In many ways, Pelosi personifies exactly what has turned so much of Midwestern, middle-class America against the Democratic Party: A wealthy, coastal elite who can’t or refuses to understand how Trump won. Has Pelosi even met a Trump voter? That characterization may not be entirely fair to her. It probably isn’t, but optics in politics today are at least as important as truth.
So where does this leave the Democratic Party? Obama still seems to be the main show. And while he’s done some great work campaigning for the Democrats, U.S. presidents have a long history of receding to the background after their term. It’s hard to imagine Obama doing much more for the Democrats than he already has.
At least for now, the midterms have not bolstered their image from 2016. The Democrats have failed to heed their own diagnosis to rejuvenate their failed brand by embracing progressivism without sensible awareness of other facets of the party. Democrats’ 2020 prospects in this respect are no better than they were a week ago, even after winning the House and several governorships. Repeated micro-failures across the board to pivot in a manner that is broadly attractive to a wider swath of Americans has left the Democrat machine lumbering along at the same speed it did in 2015 and 2016, ultimately reactive and beholden to whatever Donald Trump’s next move is.

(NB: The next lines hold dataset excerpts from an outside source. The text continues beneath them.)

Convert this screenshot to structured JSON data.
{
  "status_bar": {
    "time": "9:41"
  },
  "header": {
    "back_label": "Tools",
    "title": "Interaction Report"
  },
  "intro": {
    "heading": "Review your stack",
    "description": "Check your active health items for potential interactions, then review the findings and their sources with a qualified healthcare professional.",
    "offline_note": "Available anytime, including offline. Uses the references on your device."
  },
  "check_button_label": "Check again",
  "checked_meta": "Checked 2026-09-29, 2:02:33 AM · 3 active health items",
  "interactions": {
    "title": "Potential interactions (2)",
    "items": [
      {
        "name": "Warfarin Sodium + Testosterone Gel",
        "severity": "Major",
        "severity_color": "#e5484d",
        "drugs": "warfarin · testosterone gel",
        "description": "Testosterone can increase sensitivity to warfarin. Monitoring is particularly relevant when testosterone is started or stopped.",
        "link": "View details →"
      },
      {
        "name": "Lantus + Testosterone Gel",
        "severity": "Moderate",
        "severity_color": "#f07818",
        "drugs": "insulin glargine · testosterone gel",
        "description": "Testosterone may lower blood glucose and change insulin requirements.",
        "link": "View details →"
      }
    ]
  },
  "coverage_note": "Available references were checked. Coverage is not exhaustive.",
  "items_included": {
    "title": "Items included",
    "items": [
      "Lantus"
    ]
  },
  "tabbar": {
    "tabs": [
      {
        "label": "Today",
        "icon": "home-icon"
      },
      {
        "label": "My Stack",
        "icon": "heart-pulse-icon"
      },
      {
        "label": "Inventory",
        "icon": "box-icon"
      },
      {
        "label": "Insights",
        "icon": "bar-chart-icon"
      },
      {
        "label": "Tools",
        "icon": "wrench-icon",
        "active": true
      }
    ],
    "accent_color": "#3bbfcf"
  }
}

For the Democrats to truly rebrand from their disastrous 2016, they’ll have to elect more than just critics of the Trump administration. The party needs candidates who can build their own, positive brand that appeals to the most politically active on the grassroots level. During the Trump era, the Democratic candidates able to do this have been the most progressive, but they’ve largely been unable to win on election day. The diagnosis for the Democrats following their unexpected loss in 2016 was that they needed to regain touch with the moderate members of the party and America at-large. In 2020, it’s very likely they’ll end up over-scratching their “progressive itch” by embracing too closely the progressive wing, in platform and candidate alike. If fresh faces and bold ideas can’t win elections for the Democrats in 2018, where do they turn to restore their brand?
Alex Madison is a crisis communications expert specializing in the intersection of politics and industry at LEVICK, a global communications and public affairs agency located in downtown Washington D.C.
The views and opinions expressed in this commentary are those of the author and do not reflect the official position of The Daily Caller.